🤖 AI Summary
This work addresses the high computational cost of existing video diffusion models, which hinders real-time interactive digital human generation. The authors propose a streaming-oriented framework for talking-head video synthesis that leverages audio and reference image conditioning. Central to their approach is a reference-guided causal video VAE for efficient latent-space compression, augmented with a residual autoencoder architecture to strengthen spatiotemporal causality. Building upon this representation, they introduce a chunk-wise autoregressive latent denoising mechanism coupled with a Rectified Flow Transformer to enable high-speed, high-fidelity video streaming. The method achieves significantly faster inference than baseline models while matching or surpassing state-of-the-art large diffusion models in terms of realism, expressiveness, and overall video quality.
📝 Abstract
Video diffusion models have significantly advanced portrait video generation, yet their high computational demands limit their use in interactive applications.
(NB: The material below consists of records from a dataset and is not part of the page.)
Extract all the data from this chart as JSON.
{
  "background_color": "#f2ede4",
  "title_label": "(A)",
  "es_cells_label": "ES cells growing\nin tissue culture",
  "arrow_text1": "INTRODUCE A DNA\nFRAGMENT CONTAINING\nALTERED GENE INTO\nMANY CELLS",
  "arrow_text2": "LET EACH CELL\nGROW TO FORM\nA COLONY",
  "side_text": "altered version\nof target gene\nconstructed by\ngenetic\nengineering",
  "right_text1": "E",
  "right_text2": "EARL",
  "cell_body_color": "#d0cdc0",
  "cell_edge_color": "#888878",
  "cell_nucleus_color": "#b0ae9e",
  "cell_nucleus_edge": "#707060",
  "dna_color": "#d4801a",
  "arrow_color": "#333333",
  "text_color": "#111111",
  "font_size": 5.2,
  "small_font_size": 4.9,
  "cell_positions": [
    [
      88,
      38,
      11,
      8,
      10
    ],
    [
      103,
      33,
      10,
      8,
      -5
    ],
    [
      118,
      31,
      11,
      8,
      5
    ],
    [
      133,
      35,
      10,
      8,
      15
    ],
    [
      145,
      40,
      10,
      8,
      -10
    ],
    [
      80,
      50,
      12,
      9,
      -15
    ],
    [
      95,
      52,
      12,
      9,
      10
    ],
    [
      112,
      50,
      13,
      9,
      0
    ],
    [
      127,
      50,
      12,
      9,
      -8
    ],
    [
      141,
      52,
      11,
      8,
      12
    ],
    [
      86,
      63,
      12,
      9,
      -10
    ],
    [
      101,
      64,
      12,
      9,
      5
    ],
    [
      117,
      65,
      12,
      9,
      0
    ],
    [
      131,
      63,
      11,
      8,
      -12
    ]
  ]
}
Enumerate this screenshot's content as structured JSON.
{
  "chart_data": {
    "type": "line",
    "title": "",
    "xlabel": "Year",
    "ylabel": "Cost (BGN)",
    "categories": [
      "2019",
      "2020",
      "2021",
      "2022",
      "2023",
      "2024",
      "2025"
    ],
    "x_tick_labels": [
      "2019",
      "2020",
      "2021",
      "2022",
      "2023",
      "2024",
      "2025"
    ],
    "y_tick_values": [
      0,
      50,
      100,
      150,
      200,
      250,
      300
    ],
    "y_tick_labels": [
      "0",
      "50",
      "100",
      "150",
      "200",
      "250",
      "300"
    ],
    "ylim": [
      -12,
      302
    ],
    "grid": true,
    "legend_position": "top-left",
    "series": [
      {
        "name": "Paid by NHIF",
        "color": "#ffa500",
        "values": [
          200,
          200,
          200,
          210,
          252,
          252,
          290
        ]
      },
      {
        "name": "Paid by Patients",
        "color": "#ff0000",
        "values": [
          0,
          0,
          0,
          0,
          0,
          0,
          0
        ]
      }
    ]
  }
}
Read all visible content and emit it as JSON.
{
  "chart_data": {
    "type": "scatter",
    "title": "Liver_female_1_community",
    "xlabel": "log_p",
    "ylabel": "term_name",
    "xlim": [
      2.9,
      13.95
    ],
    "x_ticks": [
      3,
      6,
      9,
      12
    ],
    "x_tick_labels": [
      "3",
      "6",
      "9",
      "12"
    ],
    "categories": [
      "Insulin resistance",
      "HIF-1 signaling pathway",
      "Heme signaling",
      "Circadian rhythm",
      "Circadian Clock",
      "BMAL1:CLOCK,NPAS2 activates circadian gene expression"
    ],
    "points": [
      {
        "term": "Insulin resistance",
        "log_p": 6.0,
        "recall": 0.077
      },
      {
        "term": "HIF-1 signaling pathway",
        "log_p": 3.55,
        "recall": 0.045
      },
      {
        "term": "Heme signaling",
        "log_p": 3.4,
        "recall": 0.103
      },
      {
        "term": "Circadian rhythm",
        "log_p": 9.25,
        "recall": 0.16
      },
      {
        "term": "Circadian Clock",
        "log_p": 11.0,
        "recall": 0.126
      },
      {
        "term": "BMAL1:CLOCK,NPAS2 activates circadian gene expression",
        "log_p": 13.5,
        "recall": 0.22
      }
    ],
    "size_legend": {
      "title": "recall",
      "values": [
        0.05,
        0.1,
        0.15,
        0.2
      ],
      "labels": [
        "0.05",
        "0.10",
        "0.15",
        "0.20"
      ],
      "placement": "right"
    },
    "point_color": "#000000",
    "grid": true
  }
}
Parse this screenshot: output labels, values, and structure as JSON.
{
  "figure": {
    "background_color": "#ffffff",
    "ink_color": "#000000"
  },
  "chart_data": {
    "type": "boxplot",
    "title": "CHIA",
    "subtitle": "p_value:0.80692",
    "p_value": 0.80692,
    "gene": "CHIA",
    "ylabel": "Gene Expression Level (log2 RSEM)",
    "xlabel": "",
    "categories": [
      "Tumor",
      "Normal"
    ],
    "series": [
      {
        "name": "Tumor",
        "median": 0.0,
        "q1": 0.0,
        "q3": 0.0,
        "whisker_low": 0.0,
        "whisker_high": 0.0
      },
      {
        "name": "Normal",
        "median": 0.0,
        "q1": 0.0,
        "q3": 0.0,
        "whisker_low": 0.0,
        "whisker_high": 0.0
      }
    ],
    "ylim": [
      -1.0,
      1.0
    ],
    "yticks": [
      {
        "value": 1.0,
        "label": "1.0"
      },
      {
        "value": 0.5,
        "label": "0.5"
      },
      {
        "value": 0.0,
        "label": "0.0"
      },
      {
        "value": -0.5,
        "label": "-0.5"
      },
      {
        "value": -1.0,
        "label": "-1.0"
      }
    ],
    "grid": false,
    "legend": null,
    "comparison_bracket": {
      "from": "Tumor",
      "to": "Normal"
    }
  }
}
This work presents a framework for streamable talking portrait video generation conditioned on speech audio and reference images. Designed meticulously for streaming scenarios, it features a causal video VAE for deep latent compression and an autoregressive latent denoising model. Our causal VAE integrates a variable number of reference images as guidance, allowing the network to focus on dynamic information rather than static appearance, thereby enhancing compression efficacy and reconstruction quality. Additionally, we extend the residual auto-encoding paradigm to improve spatial-temporal causality handling in our VAE. The generator is based on a Rectified Flow Transformer architecture and produces video latents in a blockwise auto-regressive manner. Our method enables the real-time generation of high-quality talking portrait videos, achieving speeds significantly faster than baseline models. Furthermore, comprehensive experiments demonstrate that it is on par with or even outperforms these large models in realism, vividness, and video quality.